An adrenalectomy mouse model reflecting clinical features for Chronic Fatigue Syndrome, by Jin-Seok Lee, Yoo-Jin Jeon, Samuel-Young Park and Chang-Gue Son in Biomolecules 2020, 10(1), 71; [https://doi.org/10.3390/biom10010071] (This article belongs to the Special Issue Inflammation as Target treatment for Chronic Diseases)
Chronic fatigue syndrome (CFS) is one of the most intractable diseases and is characterized by severe central fatigue that impairs even daily activity. To date, the pathophysiological mechanisms are uncertain and no therapies exist. Therefore, a proper animal model reflecting the clinical features of CFS is urgently required.

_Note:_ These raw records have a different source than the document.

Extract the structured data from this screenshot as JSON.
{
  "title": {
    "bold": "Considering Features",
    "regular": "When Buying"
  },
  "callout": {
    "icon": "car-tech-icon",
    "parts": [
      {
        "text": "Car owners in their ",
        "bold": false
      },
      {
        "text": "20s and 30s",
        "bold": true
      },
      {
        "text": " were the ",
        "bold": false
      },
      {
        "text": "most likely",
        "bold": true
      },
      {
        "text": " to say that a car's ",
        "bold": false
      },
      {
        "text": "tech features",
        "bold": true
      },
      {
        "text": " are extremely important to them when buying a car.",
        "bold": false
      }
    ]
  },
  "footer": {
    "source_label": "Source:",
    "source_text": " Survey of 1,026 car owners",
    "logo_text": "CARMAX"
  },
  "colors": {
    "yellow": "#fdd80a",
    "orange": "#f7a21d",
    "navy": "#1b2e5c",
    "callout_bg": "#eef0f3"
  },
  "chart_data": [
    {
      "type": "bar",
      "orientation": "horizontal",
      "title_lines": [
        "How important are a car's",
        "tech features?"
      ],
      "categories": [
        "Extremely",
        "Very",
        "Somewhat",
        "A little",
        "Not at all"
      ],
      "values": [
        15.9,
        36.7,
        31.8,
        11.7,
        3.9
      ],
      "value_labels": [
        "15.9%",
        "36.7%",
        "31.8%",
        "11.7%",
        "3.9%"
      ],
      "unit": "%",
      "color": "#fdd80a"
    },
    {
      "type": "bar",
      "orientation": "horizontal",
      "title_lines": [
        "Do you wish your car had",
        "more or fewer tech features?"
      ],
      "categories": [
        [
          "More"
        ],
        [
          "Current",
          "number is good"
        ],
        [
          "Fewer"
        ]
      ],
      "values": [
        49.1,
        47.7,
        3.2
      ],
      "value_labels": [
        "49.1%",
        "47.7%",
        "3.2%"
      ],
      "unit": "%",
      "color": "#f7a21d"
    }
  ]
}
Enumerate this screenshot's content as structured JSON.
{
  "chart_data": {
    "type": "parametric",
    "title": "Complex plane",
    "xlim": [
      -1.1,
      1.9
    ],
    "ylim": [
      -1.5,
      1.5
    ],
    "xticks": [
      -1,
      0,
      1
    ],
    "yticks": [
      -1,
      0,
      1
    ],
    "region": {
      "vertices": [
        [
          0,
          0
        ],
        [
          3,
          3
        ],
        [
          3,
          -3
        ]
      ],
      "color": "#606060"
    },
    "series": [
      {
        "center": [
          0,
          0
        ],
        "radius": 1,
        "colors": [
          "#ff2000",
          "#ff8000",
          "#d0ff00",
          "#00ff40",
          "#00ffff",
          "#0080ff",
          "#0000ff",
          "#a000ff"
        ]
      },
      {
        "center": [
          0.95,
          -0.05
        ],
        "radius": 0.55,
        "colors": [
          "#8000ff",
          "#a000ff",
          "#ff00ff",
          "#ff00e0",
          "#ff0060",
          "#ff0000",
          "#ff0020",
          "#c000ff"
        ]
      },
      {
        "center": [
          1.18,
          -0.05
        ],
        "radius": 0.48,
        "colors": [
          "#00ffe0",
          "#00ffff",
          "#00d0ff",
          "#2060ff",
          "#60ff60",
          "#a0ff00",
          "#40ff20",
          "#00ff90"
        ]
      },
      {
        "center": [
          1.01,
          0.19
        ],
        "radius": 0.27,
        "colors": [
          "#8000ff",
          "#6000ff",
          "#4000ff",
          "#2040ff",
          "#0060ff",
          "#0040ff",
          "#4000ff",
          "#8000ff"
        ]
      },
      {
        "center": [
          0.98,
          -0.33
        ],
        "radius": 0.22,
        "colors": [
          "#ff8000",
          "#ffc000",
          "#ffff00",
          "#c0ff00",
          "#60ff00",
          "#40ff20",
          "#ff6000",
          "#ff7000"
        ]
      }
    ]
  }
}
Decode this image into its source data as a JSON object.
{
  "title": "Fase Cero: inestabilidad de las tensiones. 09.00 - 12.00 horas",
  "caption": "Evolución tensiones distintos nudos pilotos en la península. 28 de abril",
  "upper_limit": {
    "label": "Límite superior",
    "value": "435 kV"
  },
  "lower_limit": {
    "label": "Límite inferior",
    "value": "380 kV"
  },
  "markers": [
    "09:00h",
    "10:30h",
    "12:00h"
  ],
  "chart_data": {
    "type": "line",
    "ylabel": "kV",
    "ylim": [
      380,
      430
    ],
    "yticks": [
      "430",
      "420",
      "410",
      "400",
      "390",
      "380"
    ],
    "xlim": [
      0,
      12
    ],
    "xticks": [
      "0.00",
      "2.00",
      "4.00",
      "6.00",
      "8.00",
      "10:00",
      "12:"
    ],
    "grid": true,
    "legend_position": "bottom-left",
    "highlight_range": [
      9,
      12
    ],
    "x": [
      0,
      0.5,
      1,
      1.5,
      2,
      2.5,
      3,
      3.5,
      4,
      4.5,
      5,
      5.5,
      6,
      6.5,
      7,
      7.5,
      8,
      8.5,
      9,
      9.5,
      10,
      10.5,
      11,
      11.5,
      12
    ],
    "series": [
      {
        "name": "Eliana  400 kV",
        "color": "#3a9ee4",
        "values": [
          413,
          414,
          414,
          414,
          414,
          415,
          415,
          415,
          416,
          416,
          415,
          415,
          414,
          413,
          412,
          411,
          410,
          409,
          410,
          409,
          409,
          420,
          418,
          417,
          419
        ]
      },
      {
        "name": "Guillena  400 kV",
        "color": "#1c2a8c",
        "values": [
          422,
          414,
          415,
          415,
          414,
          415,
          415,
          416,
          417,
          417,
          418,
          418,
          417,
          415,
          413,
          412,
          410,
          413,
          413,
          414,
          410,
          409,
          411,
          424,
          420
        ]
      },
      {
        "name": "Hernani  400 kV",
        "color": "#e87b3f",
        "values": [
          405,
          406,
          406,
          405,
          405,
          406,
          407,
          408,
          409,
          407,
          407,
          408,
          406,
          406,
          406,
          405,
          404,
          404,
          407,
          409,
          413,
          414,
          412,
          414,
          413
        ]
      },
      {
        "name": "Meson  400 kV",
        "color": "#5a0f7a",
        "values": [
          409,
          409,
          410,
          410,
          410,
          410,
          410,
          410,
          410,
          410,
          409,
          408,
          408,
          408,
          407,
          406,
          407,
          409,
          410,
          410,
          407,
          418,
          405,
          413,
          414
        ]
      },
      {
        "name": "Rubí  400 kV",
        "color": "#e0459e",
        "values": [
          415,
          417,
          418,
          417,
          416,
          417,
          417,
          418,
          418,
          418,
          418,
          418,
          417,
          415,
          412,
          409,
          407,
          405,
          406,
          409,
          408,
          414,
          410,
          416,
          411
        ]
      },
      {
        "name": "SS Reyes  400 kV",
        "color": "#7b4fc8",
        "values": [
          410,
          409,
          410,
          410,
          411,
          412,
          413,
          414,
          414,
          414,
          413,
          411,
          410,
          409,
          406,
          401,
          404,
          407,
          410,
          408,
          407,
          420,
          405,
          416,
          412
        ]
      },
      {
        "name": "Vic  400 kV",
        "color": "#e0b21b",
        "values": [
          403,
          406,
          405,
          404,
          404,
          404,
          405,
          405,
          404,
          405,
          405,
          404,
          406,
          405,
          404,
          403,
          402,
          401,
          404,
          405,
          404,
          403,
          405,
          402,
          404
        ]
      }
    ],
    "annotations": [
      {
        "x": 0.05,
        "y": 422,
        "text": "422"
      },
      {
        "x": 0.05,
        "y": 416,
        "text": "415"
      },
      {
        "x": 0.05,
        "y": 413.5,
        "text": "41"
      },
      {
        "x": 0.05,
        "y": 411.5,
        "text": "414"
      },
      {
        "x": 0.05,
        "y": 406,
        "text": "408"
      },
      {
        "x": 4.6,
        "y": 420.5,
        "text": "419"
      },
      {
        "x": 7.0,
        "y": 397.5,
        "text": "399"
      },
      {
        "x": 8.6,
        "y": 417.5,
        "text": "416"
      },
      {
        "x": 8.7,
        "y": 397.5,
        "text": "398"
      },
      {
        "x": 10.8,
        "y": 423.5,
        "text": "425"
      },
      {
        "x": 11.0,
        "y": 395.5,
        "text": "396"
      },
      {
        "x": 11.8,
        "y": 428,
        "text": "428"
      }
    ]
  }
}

We compared two CFS animal models most commonly used, by injection with lipopolysaccharide (LPS from Escherichia coli O111:B4) or polyinosinic: polycytidylic acid (poly I:C), along with bilateral adrenalectomy (ADX) as another possible model. Both LPS- and poly I:C-injected mice dominantly showed depressive behaviors, while ADX led to fatigue-like performances with high pain sensitivity.
In brain tissues, LPS injection notably activated microglia and the 5-hydroxytryptamine (HT)1A receptor in the prefrontal cortex and hippocampus. Poly I:C-injection also remarkably activated the 5-HT transporter and 5-HT1A receptor with a reduction in serotonin levels in the brain. ADX particularly activated astrocytes and transforming growth factor beta (TGF-β) 1 in all brain regions.
Our results revealed that LPS and poly I:C animal models approximate depressive disorder more closely than CFS. We suggest that ADX is a possible method for establishing a mouse model of CFS reflecting clinical features, especially in neuroendocrine system.